BTW: The “repo rate” represents the cost of one-day repurchase agreements (repos) between banks (one bank buys a security [a treasury] — essentially lends cash to the seller — with the proviso that the seller repurchase it [pay the cash back] the following day at a higher price [the difference in price equates to the “repo rate”]).
While there has been a plethora of explanations as to what’s going on, simply put, there is/was all of a sudden a serious lack of liquidity. The accepted excuse was the unfortunate timing of companies pulling billions from banks to pay their quarterly taxes, combined with the treasury borrowing $78 billion this week against only $24 billion of maturing debt. Plus, there’s a rumor that the Saudis pulled tens of billions over the past two days (needed to fund their efforts in dealing with the oil supply shock).
In any event, it serves as a clue that there exists the potential for a squeeze on liquidity that, taken to the extreme, could essentially freeze credit markets and create all manner of havoc in the financial markets and the economy!
Not to be an alarmist, and I don’t think there’s anything systemic here (at this juncture), but just another thing to keep our eyes on.
Yesterday I made the case that the Fed may come in dovish tomorrow and, thus, spark a rally in stocks. As I type we’re just over an hour from the close and the market is essentially flat. Clearly, traders are waiting on tomorrow.
Given the latest core CPI number, along with on balance better than anticipated data of late (the U.S. econ surprise index is back in the green) — and, not to mention, a friendlier tone regarding trade — you’d think that the Fed would come in hawkish, which of course contradicts my note yesterday.
Yesterday’s thought was mostly about the huge disruptive potential of heightened conflict in the Middle East. Despite today’s news that it appears as though there’s evidence that the attack was launched from Iran, there seems to be little stomach for a military response at this juncture. Otherwise, the stock market would for sure be trading down a bunch, and oil would be spiking (wti is down 5% as I type!).

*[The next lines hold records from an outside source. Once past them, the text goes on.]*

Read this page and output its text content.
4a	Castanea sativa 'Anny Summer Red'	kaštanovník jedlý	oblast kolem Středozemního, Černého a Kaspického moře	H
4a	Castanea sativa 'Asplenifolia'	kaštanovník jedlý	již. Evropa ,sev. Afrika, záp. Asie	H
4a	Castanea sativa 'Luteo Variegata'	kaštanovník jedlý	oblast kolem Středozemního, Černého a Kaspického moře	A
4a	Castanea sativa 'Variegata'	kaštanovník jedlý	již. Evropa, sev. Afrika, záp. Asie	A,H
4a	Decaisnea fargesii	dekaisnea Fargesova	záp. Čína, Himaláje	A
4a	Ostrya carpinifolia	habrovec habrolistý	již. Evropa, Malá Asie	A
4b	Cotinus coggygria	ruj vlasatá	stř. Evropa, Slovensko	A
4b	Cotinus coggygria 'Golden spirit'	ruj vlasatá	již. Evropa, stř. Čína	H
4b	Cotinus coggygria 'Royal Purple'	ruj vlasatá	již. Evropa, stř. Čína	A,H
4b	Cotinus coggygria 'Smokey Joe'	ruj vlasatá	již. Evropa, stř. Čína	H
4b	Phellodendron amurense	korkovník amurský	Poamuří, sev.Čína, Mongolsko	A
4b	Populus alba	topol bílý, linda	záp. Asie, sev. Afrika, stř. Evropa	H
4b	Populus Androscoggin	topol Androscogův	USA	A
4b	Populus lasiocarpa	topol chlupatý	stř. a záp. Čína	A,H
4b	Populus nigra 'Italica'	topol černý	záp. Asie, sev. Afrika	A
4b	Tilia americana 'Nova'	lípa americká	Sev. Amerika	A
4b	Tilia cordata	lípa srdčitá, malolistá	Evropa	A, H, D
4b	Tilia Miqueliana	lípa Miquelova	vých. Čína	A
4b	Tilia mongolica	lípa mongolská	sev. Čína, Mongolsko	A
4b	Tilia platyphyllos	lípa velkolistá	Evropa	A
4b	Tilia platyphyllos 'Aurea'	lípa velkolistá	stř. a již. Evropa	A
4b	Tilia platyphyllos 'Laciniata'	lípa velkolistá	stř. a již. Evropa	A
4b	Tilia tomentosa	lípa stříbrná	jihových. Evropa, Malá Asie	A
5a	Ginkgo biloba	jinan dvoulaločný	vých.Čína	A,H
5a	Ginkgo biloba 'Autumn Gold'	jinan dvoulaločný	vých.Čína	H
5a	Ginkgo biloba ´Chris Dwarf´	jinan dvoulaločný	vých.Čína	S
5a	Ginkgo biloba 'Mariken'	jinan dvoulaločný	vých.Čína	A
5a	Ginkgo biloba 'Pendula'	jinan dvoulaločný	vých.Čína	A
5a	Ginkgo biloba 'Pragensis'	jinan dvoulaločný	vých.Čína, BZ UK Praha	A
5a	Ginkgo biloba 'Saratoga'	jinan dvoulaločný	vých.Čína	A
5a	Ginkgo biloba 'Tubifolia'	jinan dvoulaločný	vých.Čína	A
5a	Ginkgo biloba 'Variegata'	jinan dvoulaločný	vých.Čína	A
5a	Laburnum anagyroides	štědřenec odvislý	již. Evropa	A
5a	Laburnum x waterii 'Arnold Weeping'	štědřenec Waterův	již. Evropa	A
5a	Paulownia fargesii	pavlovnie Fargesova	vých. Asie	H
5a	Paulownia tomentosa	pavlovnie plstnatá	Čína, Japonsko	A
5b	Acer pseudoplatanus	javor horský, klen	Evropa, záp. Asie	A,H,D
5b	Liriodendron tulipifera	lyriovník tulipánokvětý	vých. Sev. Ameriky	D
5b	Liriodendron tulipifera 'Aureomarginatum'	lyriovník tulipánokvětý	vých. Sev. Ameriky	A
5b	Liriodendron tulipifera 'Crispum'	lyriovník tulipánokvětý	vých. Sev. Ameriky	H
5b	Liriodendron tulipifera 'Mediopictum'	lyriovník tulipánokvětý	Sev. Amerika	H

So, if the Fed shares the market’s apparent sanguineness, and takes the latest data and trade optimism to heart, scratch what I wrote yesterday; indeed they could come off hawkish, and the market could sell off in response.
But, then again, what about the repo rate issue?? If there is something sinister brewing there the Fed may want to get in front of it; which would make them dovish, which would be short-term bullish.